国際人権NGOのアムネスティ・インターナショナルはこうした運動の先頭に立っている。アムネスティ・インターナショナル日本も19日、公式ウェブサイトで、アラビア語、英語、もしくは日本語で以下の内容のアピールを作り、スーダンの法務大臣や外務大臣、駐日スーダン大使館に、ファックスやメールで送るよう呼びかけている。
- イブラヒムさんは、信仰と信念を理由に有罪とされた良心の囚人だ。当局者に即時かつ無条件で彼女の釈放を要請する。
- 国際人権法に定められたスーダンの義務を順守し、かん通と背教を犯罪とする刑法126条、146条を廃止するよう当局者に要請する。
- 死刑廃止への第一歩として死刑の執行を停止し、むち打ち刑を廃止するよう当局者に求める。
これに対し、ワシントンDCにあるスーダン大使館は、公式英文ウェブページで、「一部の公式声明や報道は、スーダンの市民としてのメリアムさんの市民権を奪って人権を侵害しているとして、誤ってスーダン政府を非難しているため、遺憾をもって注目した」と述べ、次のように記している。
スーダン政府の公式記録が示すところでは、この事件でメリアム・イブラヒムと呼ばれている女性の本名は実は「アブラール・ムハンマド・アブダラ・アブガディーン」であり、彼女の名前がメリアム・イブラヒム・ヤヒアに変えられたことを示す公式記録はない。アブラールは1986年1月1日にアルガーダレフ州のウム・シャグラでイスラム教徒のスーダン人の両親の下に生まれたのであり、母親がエチオピア出身の正教のキリスト教徒だというのは真実ではない。
この事件の背景に政府の官庁はいない。むしろ、彼女の直近の家族が、自分たちの娘が行方不明だと伝えたのであり、その後、そして彼女が見つかって自分がキリスト教徒だと主張した後、その家族が彼女に対して背教のかどで提訴したのだ。
裁判官の判決は、2014年2月以降に全ての関係者に聴取した後に第一審でなされたもので、それは、もし控訴裁判所、最高裁判所、そして最終的には憲法裁判所という三審によって確定すれば、少なくとも2年後に執行されることになる。スーダンの司法機関は独立しており、スーダンの裁判官たちは資質と威厳を持っている。
この事件は依然として法的問題であり、宗教や政治の問題ではない。
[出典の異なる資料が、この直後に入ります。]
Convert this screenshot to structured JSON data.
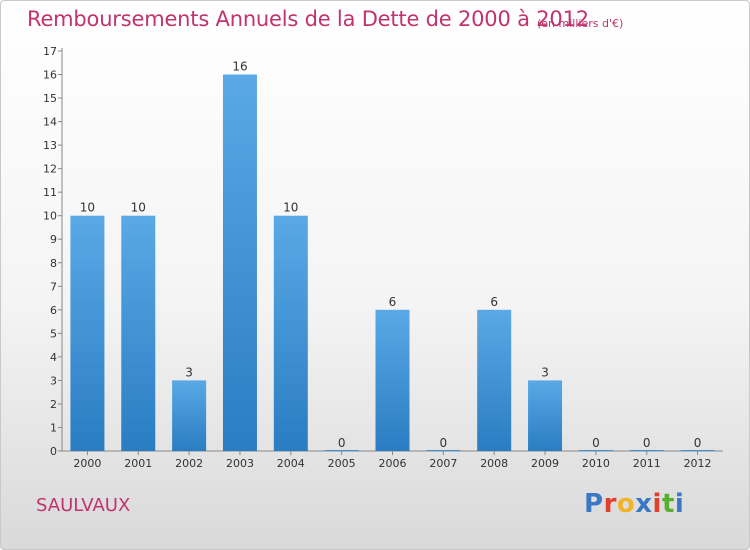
{
  "header": {
    "title": "Remboursements Annuels de la Dette de 2000 à 2012",
    "unit": "(en milliers d'€)"
  },
  "footer": {
    "commune": "SAULVAUX",
    "logo": [
      "P",
      "r",
      "o",
      "x",
      "i",
      "t",
      "i"
    ]
  },
  "colors": {
    "title": "#c2336d",
    "bar_top": "#5aa9e6",
    "bar_bottom": "#2a7dc2",
    "logo": [
      "#3b78c3",
      "#e2402f",
      "#f0b429",
      "#3b78c3",
      "#e2402f",
      "#58b031",
      "#3b78c3"
    ]
  },
  "chart_data": {
    "type": "bar",
    "title": "Remboursements Annuels de la Dette de 2000 à 2012",
    "xlabel": "",
    "ylabel": "",
    "categories": [
      "2000",
      "2001",
      "2002",
      "2003",
      "2004",
      "2005",
      "2006",
      "2007",
      "2008",
      "2009",
      "2010",
      "2011",
      "2012"
    ],
    "values": [
      10,
      10,
      3,
      16,
      10,
      0,
      6,
      0,
      6,
      3,
      0,
      0,
      0
    ],
    "ylim": [
      0,
      17
    ],
    "yticks": [
      "0",
      "1",
      "2",
      "3",
      "4",
      "5",
      "6",
      "7",
      "8",
      "9",
      "10",
      "11",
      "12",
      "13",
      "14",
      "15",
      "16",
      "17"
    ],
    "grid": false,
    "data_labels": true
  }
}
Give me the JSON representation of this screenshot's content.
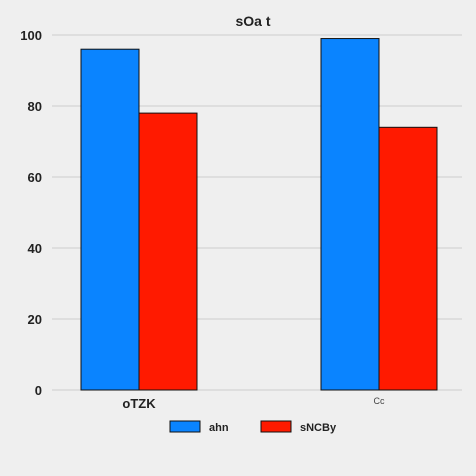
{
  "chart_data": {
    "type": "bar",
    "title": "sOa t",
    "xlabel": "",
    "ylabel": "",
    "categories": [
      "oTZK",
      "Cc"
    ],
    "series": [
      {
        "name": "ahn",
        "values": [
          96,
          99
        ],
        "color": "#0a84ff"
      },
      {
        "name": "sNCBy",
        "values": [
          78,
          74
        ],
        "color": "#ff1a00"
      }
    ],
    "ylim": [
      0,
      100
    ],
    "yticks": [
      0,
      20,
      40,
      60,
      80,
      100
    ],
    "grid": true,
    "legend_position": "bottom-center"
  }
}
似たような基礎を持つこの2つの平和的な宗教同士で宗教的な緊張に拍車をかけるのは賢明ではなく危険だ。特に、選択の自由がイスラム教とキリスト教の両方の要石であることを強調することが大切である。
あらゆる人権と信教の自由に対するスーダン政府の責務を再確認する一方で、ワシントンDCのスーダン大使館は、この問題に関する関心や同情を寄せてくださった全ての人々に感謝を申し上げたい。